Sanjay smiled the broadest of smiles, revealing the whitest of white teeth. Out of nowhere, a bouquet of flowers popped into his hand.
“Almost as good,” he said, handing me the flowers.
I sniffed two fragrant red roses and looked up at him in surprise. “These are real.”
“But of course.”
“How did you—?”
“A magician never reveals his secrets.”
“One of the roses is a little squished.” I prodded a limp red petal.
“Really?” He got up from the bumper of my car to inspect the petals more carefully. “Damn. I thought I’d solved that.”
“You were telling me how you were going to give me a moonlighting job.”
“I can’t give you one myself, but I can get you one.”
The next night I brought my Indian drums to the Tandoori Palace, and the rest is history.
A knock on my door startled me from the memory. I reached for the doorknob without looking through the peep hole, figuring Sanjay had forgotten something.
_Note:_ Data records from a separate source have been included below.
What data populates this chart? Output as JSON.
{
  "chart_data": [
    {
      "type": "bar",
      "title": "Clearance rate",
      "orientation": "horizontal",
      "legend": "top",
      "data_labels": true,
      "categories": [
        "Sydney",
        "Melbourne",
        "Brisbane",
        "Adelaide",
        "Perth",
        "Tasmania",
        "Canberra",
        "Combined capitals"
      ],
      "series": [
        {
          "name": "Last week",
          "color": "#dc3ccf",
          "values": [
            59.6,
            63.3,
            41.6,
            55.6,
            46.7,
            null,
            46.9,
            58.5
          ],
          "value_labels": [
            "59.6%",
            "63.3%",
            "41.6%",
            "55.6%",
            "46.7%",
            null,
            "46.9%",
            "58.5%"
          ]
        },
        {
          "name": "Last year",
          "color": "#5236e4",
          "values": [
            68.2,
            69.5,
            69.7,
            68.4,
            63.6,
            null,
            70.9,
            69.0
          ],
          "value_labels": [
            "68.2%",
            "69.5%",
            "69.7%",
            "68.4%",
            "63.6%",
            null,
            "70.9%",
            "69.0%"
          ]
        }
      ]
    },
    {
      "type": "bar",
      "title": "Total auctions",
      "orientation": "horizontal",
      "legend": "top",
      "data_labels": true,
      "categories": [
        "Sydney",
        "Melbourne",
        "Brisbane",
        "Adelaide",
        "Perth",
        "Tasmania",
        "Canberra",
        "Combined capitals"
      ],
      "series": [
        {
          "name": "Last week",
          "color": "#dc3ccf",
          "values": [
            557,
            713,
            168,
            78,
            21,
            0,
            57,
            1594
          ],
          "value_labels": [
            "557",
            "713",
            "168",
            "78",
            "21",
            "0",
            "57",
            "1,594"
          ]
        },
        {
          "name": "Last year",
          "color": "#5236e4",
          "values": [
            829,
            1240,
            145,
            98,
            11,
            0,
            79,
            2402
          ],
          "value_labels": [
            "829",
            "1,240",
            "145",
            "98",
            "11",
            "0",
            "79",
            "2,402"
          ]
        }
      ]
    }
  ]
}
Instead, an unsmiling man with an unruly head of black hair stood in my doorway. Maybe Sanjay was right and I was in over my head. I was about to slam the door and hope for the best when the dark-haired man held up a badge in his hand.
“Inspector Valdez,” he said. “Homicide.”
I didn’t know whether to be relieved or not.
“You Jaya Jones?”
“That’s me.”
“You want to tell us why a murder victim gave you a handwritten receipt for a valuable object hours before he was killed?”